Weil die beiden gleichzeitig aus ihren Ämtern ausschieden, habe es nahe gelegen, dass sie sich zusammentun. 65 sei heutzutage schließlich kein Alter. In der Stiftung will Fücks sein Engagement für die „liberale Moderne“ weiterführen und Beck macht weiter mit dem „Ukraineverstehen“.

Die Böll-Stiftung unterstützt Fücks Passion für die liberale Moderne nicht und im neuen Bundestag ist ebenso wenig eine Abgeordnete bekannt, die mit der Leidenschaft einer Beck das zarte Pflänzchen der ukrainischen Zivilgesellschaft pflegen will. So machen sie das mit der Stiftung einfach selbst. Eine „Diskursplattform“ soll das Zentrum sein, ein „Projektbüro und ein internationales Netzwerk“.

Zur Eröffnung in Berlin war in der vergangenen Woche reichlich Prominenz gekommen. Joachim Gauck, der frühere Bundespräsident, sprach freundlich-kritische Grußworte. Wo Fücks Kritiker ihm einen „Appell an diejenigen, die ohnehin schon liberal sind“ vorwerfen, empfahl Gauck, den „liberalen Gedanken der Toleranz“ anzuwenden auf die, „die wir ertragen müssen, die wählen gehen, ohne mitdiskutieren zu wollen“. Kurz: Es gehe nicht darum, sich im eigenen Jargon zu bestätigen, sondern eine Sprache zu finden, die jene verstehen, „die wir als Zumutung empfinden“.
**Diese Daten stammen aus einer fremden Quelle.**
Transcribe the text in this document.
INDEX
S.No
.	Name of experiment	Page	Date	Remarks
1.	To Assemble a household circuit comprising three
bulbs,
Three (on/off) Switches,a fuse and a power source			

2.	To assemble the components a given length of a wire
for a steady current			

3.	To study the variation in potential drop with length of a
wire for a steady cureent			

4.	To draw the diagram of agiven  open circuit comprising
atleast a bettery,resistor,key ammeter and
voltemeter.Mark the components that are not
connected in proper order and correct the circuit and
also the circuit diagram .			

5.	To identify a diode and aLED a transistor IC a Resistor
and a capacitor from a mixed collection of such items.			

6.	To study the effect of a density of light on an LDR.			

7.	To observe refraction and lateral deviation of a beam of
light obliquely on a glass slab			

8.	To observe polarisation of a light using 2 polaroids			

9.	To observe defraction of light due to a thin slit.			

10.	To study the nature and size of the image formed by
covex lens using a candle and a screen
Auseinandersetzung mit einer Zumutung könnte auch die Überschrift für die Bemühungen von Marieluise Beck sein, die Geschichte der Ukraine in das westdeutsche Geschichtsbild zu integrieren.

Für die Ukraine habe der Zweite Weltkrieg nicht mit dem Angriff der Wehrmacht auf Polen begonnen, sondern 1939 mit dem Angriff der sowjetrussischen Truppen auf die West-Ukraine – verabredet im Hitler-Stalin-Pakt. Die Ostukraine hatten Trotzkis Truppen schon 1922 erobert. Beck warnte vor „Ungeduld und irrationale Erwartungen“ an den Demokratisierungsprozess in der Ukraine, ihre Arbeit versteht sie als „kritische Solidarität ohne jede Romantik“. Insbesondere, weil der Krieg, den Hitlers Truppen gegen die Sowjetunion entfesselt haben, vor allem auf ukrainischem Boden stattfand und Millionen Opfer kostete, „gehört die Ukraine zu unserer Geschichte“.